Your Power Effects Analysis (draft here):

[Who benefits from this concept's dominance?]
[Who is disadvantaged?]
[What can/cannot be said in this discourse?]
[How does power operate? (structural, not personal)]
[What knowledge holders are deemed credible vs. not?]

4. Alternative Genealogy

Length: 2-3 paragraphs

Questions to Answer:

Example Alternative Genealogy:

“Indigenous research methodologies were not absent when Creative Problem-Solving emerged—they were present, functioning, and sophisticated. Wilson (2008) traces relational research practices to pre-colonial Indigenous communities where knowledge was produced through ceremony, relationship, and lived transformation. When Osborn and Parnes formalized ‘Creative Problem-Solving’ in corporate-academic partnerships, they built on Western knowledge that had already systematically displaced Indigenous approaches through residential schools, language suppression, and epistemological colonization. The ‘history of creativity research’ taught in universities is not a history of creativity—it’s a history of one paradigm’s institutionalization alongside another paradigm’s suppression. An alternative genealogy would begin: ‘Before problem-solving discourse colonized creativity, relational communities produced sustained innovation through ceremonial practice, kinship networks, and seven-generation accountability…’”

Your Alternative Genealogy (draft here):

[What Indigenous/relational knowledge existed before this concept appeared?]
[What was displaced when this concept rose to dominance?]
[What suppression mechanisms operated?]
[What does an alternative timeline look like?]

5. Denaturalization

Length: 2-3 paragraphs

Questions to Answer:

Key Move: Show that what seems “just how research works” is actually one paradigm—and paradigms can change.

Example Denaturalization:

“Creative Problem-Solving is not the natural mode of creative cognition—it’s one culturally specific approach that became dominant through institutional power. Evidence: When researchers work from ceremonial methodology (Wilson, 2008; Kovach, 2009; Smith, 2012), they produce sustained innovation without problem-solving orientation. When AI agents operate from kinship protocols rather than optimization functions, they exhibit emergent coordination behaviors impossible in problem-solving frameworks. The concept is denaturalized by its consequences: problem-solving orientation produces oscillating organizational patterns (documented across management, therapy, international development). Creation orientation produces advancing patterns. The difference in outcomes is the evidence. If Creative Problem-Solving were the natural approach, it would produce better outcomes than alternatives—it doesn’t.”

Your Denaturalization (draft here):

[Show this concept is constructed (one paradigm among possible paradigms)]
[What evidence shows alternatives work?]
[What does denaturalization create space for?]
[How does this critique enable paradigm shift?]

Integration with Wilson’s Research Paradigm

Genealogical critique traces how Western paradigm pillars naturalized:

Pillar When Did It Naturalize? How Was It Enforced? What Did It Displace?
Ontology (discrete objects) Descartes, 17th century Scientific method Animist, relational ontologies
Epistemology (objective extraction) Enlightenment, 18th century Academic peer review Relational, ceremonial knowledge
Axiology (efficiency, novelty) Industrial revolution Market economics Reciprocity, seven-generation values
Methodology (linear, experimental) Positivism, 19th century Grant criteria Cyclical, ceremonial process

Connection to Key References

Foucault, M. (1977).
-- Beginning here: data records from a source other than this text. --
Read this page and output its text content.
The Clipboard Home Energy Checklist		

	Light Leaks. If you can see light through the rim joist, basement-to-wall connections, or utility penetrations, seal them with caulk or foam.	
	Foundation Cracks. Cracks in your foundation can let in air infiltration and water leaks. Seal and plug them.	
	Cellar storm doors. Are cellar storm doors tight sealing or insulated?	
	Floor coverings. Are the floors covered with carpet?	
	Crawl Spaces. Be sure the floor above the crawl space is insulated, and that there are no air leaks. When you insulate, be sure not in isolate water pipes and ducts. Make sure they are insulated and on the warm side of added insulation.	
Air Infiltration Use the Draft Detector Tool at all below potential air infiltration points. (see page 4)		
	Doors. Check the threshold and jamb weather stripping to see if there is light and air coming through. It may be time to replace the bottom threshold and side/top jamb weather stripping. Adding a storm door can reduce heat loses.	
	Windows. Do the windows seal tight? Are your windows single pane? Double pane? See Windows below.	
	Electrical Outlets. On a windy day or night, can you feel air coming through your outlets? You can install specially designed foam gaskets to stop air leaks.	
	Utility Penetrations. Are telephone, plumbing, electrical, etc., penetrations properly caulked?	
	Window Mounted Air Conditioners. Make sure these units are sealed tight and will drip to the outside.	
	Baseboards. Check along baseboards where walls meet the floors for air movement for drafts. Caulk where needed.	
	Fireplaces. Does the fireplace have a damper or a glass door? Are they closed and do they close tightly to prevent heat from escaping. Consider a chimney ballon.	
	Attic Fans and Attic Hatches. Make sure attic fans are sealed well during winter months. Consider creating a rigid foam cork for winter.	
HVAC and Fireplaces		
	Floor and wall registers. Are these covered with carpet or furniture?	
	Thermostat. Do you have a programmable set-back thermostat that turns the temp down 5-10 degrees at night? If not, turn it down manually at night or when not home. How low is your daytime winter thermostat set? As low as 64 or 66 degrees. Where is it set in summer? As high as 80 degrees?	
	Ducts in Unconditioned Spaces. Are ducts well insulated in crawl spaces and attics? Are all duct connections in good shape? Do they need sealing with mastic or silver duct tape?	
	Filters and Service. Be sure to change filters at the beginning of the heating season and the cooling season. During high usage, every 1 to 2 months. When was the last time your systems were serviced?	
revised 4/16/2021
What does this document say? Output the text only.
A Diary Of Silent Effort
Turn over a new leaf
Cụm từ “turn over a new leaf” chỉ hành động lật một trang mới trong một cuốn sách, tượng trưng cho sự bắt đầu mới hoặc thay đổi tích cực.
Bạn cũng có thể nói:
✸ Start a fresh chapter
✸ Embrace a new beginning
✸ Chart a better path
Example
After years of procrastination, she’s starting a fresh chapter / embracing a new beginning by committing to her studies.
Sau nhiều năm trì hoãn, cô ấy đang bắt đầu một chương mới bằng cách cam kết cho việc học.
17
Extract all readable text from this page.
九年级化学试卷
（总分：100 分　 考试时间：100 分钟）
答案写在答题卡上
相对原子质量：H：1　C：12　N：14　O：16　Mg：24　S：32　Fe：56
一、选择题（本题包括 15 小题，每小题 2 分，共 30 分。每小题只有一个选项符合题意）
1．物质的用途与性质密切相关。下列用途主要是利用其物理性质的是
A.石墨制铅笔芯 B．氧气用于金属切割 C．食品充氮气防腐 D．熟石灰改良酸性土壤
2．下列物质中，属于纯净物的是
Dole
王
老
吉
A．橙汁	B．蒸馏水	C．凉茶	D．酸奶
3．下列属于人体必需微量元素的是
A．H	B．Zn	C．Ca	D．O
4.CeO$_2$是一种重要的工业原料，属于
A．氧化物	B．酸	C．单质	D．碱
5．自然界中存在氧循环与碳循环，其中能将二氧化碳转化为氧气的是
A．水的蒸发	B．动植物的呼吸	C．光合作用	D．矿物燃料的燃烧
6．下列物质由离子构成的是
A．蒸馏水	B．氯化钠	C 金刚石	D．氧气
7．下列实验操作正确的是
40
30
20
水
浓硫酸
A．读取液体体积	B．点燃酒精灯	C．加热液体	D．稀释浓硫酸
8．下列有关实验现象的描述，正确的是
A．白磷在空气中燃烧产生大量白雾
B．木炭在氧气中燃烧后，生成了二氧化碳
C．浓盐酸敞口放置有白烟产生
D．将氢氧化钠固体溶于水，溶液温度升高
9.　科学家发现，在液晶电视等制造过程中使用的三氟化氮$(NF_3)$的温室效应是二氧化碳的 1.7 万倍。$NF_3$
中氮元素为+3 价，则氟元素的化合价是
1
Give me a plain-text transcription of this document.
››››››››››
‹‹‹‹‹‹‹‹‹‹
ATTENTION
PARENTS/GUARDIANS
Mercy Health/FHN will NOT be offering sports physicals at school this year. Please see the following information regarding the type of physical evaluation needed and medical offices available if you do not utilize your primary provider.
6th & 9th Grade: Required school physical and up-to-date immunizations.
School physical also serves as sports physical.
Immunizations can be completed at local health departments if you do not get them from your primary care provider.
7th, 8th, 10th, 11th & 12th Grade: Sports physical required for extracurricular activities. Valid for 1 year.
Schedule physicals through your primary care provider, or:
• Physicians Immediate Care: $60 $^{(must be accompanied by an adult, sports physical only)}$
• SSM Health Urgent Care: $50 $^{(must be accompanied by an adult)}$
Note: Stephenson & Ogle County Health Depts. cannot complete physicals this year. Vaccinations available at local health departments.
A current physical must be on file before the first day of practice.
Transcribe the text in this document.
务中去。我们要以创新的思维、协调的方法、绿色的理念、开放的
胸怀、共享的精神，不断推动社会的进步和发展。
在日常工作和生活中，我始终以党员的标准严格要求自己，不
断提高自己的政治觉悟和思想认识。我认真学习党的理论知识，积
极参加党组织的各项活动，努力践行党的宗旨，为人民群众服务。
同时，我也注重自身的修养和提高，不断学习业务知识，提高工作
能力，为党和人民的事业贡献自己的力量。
Discipline and Punish

Tuck, E. & Yang, K.W. (2012). “Decolonization is not a metaphor”

Wilson, S. (2008). Research Is Ceremony

Smith, L.T. (1999). Decolonizing Methodologies


Checklist Before Finalizing


Genealogical critique is archaeology—excavating buried assumptions to show they were chosen, not given. The purpose is not to destroy Western knowledge but to show it as one tradition among many, no longer able to claim universal authority.